ちなみに、論理的に書こうと思えば、否定文が増えてくるものだ。「あれかこれか」の岐路でどちらかを消し去らなければ、限定的領域内で論理的展開ができないからである。「あれもこれも」と足し算して書き連ねていくと、いったい何を言いたいのかわからなくなる。つまり、どんどん概念が拡散していくのである。したがって、意見を明快に述べようとすれば、要所要所で無意識的に否定文を用いることになる。Aではなく、またBでもなくというふうに積荷を下ろしていき、結局残るのはCという具合に。自分が書いたり話したりしているのを振り返ってみると、「してはいけない」という方法が目立ってきたと気づく。

否定の否定は肯定?

「これはおいしい」の否定は「これはおいしくない」。そのまた否定は「これはおいしくないではない」。変な日本語になってしまった。もっとわかりやすい説明をしようと思ったら記号論理学の力を借りねばならない。そうすると、わかりやすくしようという意図が裏目に出る。ほとんどの人たちにとって逆に不可解になってしまう。

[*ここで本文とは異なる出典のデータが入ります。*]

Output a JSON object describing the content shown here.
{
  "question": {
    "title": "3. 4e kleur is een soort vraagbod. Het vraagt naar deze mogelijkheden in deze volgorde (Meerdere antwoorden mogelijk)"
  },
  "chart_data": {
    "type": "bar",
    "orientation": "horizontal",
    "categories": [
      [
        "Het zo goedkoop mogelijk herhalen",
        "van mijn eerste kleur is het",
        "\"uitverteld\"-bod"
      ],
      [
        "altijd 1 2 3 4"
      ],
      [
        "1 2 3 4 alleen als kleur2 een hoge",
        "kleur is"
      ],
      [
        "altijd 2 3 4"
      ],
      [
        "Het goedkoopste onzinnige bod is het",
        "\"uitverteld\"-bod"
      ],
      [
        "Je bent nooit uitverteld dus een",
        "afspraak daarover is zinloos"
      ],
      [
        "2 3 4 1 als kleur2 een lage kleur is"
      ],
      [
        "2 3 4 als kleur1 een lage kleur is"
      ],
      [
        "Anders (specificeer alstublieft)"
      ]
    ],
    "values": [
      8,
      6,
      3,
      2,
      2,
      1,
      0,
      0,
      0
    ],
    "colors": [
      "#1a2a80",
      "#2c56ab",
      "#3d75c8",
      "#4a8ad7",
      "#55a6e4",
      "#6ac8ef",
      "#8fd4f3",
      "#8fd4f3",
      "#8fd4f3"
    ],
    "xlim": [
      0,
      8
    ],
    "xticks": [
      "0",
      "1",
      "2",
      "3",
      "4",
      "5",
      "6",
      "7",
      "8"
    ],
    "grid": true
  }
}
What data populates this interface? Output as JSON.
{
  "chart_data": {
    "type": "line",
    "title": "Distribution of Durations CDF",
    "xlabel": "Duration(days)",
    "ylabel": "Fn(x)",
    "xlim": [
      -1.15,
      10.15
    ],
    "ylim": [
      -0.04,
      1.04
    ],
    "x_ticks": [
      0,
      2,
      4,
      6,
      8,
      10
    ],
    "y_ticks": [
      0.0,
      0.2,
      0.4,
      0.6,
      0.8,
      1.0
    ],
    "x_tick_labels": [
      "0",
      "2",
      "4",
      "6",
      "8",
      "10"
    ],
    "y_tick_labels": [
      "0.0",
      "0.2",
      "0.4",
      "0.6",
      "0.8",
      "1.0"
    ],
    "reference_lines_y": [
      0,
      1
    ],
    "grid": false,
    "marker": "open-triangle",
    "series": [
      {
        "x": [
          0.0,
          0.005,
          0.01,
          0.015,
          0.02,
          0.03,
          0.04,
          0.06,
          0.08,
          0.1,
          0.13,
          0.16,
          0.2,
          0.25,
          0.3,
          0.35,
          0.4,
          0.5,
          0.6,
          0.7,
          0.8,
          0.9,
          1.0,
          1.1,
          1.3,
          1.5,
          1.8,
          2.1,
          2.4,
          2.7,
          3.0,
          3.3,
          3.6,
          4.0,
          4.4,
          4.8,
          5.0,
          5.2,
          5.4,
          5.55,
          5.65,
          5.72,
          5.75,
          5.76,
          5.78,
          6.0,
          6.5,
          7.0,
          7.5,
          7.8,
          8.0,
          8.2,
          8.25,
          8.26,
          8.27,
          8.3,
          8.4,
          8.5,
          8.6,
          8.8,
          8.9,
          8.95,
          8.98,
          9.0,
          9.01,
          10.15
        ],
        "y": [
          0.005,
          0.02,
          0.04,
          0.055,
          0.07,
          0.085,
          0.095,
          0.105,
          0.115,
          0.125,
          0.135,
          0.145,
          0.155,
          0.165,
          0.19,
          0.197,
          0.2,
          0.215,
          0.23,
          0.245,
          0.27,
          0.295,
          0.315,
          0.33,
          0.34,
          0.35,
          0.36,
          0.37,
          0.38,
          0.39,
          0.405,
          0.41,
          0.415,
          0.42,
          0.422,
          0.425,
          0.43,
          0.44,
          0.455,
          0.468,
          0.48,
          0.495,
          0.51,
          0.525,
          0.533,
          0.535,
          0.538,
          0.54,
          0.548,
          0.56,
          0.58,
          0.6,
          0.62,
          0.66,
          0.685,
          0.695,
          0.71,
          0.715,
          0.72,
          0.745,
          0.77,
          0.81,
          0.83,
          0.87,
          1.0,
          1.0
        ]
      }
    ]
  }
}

Aの否定は「not A」。これはわかりやすい。次に、「not A」の否定は「NOT not A」。けれども、この大文字の「NOT」が小文字の「not」を打ち消しているので、差し引きすると、「A」の否定の否定は「A」になるというわけ。「犬である」の否定は「犬ではない」。この否定は、もう一度打ち消すので、「ない」が取れて、「犬である」に戻る。

日常の二人の会話シーンを想定するなら、「犬だね」→「いや、犬じゃないぞ」→「いや、そうでもないか」という流れになって、「うん、やっぱり犬だ」という肯定に回帰する。しかし、ちょっと待てよ。「否定の否定」はほんとうに「肯定」になるのだろうか。論理学では、あることを否定して、さらにそれを否定する人間の心理をどう考えるのだろう。書物の中で翼を休める論理学と、現実世界で翼を広げて飛翔する実践論理が同一のものであるとはぼくには思えない。


誰かが「Aである」と言って、それに対して「Aではない」と別の誰かが異議を唱えるとする。つまり一度目の否定。このとき「Aである」と最初に主張している人の心理に変化が起こるはずである。「Aではない」と否定した人も、Aに対して何らかの心理的・生理的嫌悪が働きはしなかったか。

否定にも、アドバイスのつもりの善意の否定と、論破目的だけの意地悪な否定もあるだろう。たとえば、「この納豆はうまい」に対する小学生の「ノー」と大人の「ノー」は質が違うはずである。心理と生理に引っ掛かる度合いも当然異なっているだろう。

「納豆はうまい」という命題をいったん否定して、さらにもう一度否定すれば、まるで手品のように命題の肯定に戻るというのは書物内論理学の話である。「納豆がうまい? とんでもない! 納豆はうまくない」と否定しておいて、この言を舌の根が乾かないうちに否定して「やっぱり納豆はうまい」を還元するのと、最初から素直に「うまい」と肯定するのとでは、「納豆に対する嗜好の純度」が違う。納豆党からすれば、すんなり肯定されるほうが気分がいいのは言うまでもない。


ところで、自民党の否定は「反自民」なのだろうか、それとも「民主党」なのだろうか。自民党の否定の否定は「自民党」なのだろうか。自民党支持の否定は「自民党不支持」。その否定は「自民党不支持ではない」。これは最初の自民党支持と同じなのだろうか。論理学は時間の経過を考慮しないかもしれないが、命題を否定して再度否定しているうちに現実には時間が経過する。自民党の否定の否定は、もしかすると「投票棄権」の可能性だってある。